1. Find books to upload
Locate the books you want to import into LUNA in the Open Library and/or Internet Archive. Choose "Read Online" by clicking the Read icon next to a book. (Note: if a Read icon does not appear next to the book in the Open Library search results, the book is not available to add.)
2. Create a spreadsheet
This spreadsheet will contain only two columns. The first row MUST contain text, so label Column 1 "URL", and Column 2 "Page Number" for example.
Copy the URL for each book and paste into the first column of the spreadsheet.
Find the thumbnail image number by viewing the book in One-Page view mode, and count until you've reached the image you want. This thumbnail image number is the image you want to represent the book in the Thumbnail View in LUNA, and will be the number you will enter in column 2 of your spreadsheet.
For each book, add a new line in your spreadsheet. Save your spreadsheet as a CSV (Comma Separated Values) file.
Note: Alternatively, instead of creating a spreadsheet and converting it to a CSV file, you can also just create a text file with new lines for each additional book and image number. After the URL to the book, include a comma and then page number you want to be the thumbnail image.
Example: http://www.archive.org/stream/greatexpectatio00dickgoog#page/n10/mode/2up,12
3. Load the spreadsheet into Studio
Open Studio and select the collection you'll add the books to. Select the "Import Book" task from the Studio Main Task Menu.
Click New to create a new batch. The new batch will just contain the spreadsheet created in step 2. The batch in the left panel will show the date and time it was created. If you do not create a new batch, a batch will be automatically generated whenever you add content to the Process List.
- Under the Process List tab make sure to leave the Build Book box unchecked.

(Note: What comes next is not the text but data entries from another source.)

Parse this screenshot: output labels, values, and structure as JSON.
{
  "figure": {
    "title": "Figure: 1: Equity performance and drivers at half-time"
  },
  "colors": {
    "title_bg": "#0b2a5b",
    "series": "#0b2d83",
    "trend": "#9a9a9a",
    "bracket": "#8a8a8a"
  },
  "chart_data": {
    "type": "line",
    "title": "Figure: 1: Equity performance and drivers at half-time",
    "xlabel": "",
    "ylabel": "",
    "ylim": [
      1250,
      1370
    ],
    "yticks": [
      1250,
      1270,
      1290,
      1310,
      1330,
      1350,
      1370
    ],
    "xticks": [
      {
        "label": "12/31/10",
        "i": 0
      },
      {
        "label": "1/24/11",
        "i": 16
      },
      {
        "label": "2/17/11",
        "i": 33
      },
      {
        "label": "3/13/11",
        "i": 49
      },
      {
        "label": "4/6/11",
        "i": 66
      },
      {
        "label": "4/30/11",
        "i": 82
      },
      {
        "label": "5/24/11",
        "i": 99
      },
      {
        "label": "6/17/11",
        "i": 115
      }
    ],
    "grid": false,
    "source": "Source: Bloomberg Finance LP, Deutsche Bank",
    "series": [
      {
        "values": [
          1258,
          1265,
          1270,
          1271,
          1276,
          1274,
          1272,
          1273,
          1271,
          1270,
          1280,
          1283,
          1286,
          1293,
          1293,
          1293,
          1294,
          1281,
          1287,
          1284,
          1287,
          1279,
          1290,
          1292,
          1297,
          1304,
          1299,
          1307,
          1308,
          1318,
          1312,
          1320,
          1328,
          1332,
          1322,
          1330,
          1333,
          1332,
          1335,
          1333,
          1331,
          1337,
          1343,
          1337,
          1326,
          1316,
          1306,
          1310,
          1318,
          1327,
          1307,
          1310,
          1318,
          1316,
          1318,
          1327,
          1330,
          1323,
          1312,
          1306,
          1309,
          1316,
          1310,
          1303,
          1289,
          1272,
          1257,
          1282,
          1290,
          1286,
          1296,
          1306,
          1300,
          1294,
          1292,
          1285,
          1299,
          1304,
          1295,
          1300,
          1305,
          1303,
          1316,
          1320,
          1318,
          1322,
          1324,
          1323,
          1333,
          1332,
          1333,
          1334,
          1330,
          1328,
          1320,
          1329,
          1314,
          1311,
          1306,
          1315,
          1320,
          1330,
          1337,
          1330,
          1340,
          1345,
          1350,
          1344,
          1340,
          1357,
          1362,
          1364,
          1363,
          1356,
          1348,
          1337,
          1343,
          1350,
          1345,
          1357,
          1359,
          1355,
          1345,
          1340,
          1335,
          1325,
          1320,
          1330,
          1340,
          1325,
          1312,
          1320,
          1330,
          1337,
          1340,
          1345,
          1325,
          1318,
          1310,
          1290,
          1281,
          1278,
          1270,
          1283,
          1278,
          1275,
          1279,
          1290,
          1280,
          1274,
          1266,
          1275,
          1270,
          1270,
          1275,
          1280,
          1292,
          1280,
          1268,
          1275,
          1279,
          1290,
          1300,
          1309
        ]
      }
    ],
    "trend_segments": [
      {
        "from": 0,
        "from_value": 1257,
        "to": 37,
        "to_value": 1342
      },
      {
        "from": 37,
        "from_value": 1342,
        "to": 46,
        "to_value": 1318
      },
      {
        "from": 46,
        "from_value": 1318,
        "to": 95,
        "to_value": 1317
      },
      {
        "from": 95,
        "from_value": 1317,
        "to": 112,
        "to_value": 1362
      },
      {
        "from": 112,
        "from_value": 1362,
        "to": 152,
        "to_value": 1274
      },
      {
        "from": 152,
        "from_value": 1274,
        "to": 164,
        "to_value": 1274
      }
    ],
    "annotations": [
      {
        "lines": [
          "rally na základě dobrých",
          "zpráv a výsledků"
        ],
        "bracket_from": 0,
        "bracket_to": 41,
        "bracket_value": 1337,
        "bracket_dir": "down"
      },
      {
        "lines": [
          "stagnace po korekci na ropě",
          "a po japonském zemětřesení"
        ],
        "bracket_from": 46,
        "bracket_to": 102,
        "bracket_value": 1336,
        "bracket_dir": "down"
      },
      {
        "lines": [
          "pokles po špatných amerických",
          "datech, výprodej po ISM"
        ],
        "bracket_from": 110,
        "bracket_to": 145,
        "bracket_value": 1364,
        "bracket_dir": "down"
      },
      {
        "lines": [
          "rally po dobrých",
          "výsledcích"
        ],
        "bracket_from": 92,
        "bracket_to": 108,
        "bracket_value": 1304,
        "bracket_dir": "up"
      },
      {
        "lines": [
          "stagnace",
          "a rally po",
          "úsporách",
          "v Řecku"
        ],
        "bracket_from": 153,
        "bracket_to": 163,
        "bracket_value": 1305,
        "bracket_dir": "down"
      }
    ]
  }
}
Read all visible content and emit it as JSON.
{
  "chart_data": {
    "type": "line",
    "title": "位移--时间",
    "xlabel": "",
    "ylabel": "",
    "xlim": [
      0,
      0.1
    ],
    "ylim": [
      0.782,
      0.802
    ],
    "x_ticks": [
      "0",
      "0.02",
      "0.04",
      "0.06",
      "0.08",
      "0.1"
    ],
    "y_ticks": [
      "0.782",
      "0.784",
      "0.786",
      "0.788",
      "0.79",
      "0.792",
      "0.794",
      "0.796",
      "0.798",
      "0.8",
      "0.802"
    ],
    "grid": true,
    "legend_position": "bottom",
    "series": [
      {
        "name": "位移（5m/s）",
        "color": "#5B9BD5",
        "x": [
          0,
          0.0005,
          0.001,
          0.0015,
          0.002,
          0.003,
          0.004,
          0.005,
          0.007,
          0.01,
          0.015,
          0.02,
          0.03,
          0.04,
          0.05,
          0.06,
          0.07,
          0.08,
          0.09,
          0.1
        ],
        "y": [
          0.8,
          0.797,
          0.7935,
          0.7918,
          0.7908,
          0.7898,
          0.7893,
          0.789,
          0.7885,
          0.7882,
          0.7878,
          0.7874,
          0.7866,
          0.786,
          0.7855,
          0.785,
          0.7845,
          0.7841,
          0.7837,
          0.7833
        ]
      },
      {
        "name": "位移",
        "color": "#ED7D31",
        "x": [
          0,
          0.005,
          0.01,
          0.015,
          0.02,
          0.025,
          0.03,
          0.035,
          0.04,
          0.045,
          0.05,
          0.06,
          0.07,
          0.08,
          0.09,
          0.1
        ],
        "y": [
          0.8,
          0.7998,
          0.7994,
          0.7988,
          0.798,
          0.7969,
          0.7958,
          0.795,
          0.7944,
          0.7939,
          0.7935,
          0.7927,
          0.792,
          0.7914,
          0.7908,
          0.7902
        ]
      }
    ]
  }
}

Either drag each folder containing the book components from where they are stored on your file system and drop them onto the Process List panel to the right of the Batch panel; or find the folders containing each book by clicking Browse and importing them from your file system to the Process List.
4. Import the spreadsheet
Once the Process List contains the books you wish to import, click Import. A status message will appear to indicate Pending, Processing, Uploading, or Complete for each book. When the entire batch has been processed completely, Finished Importing Media will appear at the top.
5. Add a Linking file
This step ensures your cataloged data will be correctly linked to your BookReader objects. If you did not upload a cataloged CSV file for these BookReader objects skip this step and manually link your records to BookReader objects using Inscribe.
Select the batch that you want to apply the links to. Click on the Linking tab and select "Use External Mapping File".
This linking file is a simple text file containing two columns. The first column must be the unique identifier or URL for each book.
The unique identifier is part of the URL. In this example URL http://www.archive.org/stream/greatexpectation03dick#page/n3/mode/2up* the unique identifier is *greatexpectation03dick.
The second column is the value in the database you are linking to- what you will select from the Mapping Field Name pull down menu (for example: Identifier; Title; etc).
After uploading the linking file, select the Mapping Field Name.
6. Publish BookReader objects
Proceed to the Publish tab. Select "All unpublished Media" and then "Apply Changes".
Congratulations, you've now created and uploaded BookReader objects to Insight. To view these objects in LUNA proceed to the steps involved in Publishing a Collection to LUNA. Once you've completed the steps involved in publishing a new collection to LUNA, or updating an existing collection, your users will now see the BookReader objects in LUNA.